Of the funds set aside by executive order, $75 million will cover the cost of body cameras to be spread among police departments throughout the country, while the remainder is used to properly train police in the use of surplus paramilitary gear including assault weapons and armored vehicles, which departments have been purchasing with the help of the Department of Homeland Security since the wind down of the wars in Afghanistan and Iraq. (RELATED: Police Departments Are Losing Tons Of Military Grade Weaponry)
Some of those funds will also go toward police outreach programs designed to improve communication and relations between departments and their surrounding communities. The funding includes a matching provision for local and state departments.

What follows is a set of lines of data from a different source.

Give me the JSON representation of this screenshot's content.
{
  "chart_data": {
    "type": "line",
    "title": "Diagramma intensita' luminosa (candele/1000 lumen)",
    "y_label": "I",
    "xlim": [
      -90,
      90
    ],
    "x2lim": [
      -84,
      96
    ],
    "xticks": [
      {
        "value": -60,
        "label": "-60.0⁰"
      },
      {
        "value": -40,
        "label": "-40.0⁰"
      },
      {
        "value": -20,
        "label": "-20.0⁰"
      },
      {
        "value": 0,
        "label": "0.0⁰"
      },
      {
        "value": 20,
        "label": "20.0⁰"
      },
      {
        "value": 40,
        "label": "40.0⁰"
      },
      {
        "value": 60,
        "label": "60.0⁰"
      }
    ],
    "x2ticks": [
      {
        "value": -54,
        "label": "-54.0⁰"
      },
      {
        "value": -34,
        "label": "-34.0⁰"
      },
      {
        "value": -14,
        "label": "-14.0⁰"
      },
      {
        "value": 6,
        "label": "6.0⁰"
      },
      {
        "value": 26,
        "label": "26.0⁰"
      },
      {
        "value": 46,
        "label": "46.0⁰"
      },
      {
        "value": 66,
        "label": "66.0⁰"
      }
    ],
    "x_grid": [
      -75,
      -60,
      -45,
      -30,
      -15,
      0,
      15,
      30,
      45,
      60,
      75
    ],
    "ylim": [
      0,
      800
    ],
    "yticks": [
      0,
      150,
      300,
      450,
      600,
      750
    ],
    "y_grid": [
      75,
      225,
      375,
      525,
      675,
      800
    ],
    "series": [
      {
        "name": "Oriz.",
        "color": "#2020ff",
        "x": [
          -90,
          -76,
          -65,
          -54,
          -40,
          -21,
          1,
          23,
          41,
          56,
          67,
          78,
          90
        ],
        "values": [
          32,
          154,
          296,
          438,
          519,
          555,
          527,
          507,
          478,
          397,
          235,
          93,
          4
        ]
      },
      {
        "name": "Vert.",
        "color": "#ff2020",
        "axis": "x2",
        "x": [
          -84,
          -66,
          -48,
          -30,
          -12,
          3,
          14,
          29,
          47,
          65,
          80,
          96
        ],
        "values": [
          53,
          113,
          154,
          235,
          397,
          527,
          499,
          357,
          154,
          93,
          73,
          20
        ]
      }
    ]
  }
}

The call for cameras has increased significantly since the police shooting of unarmed 18-year-old Brown in Ferguson, Mo. in August. Ex-officer Darren Wilson, the shooter, was cleared of any wrongdoing by a grand jury in late November. The Department of Justice has yet to conclude its investigation into the shooting.
In response to the grand jury decision, the parents of Michael Brown issued a statement last week asking supporters to “join with us in our campaign to ensure that every police officer working the streets in this country wears a body camera.”
The White House’s funding is only one small step toward that goal according to The Verge, which reports more than 750,000 police officers currently employed throughout the U.S.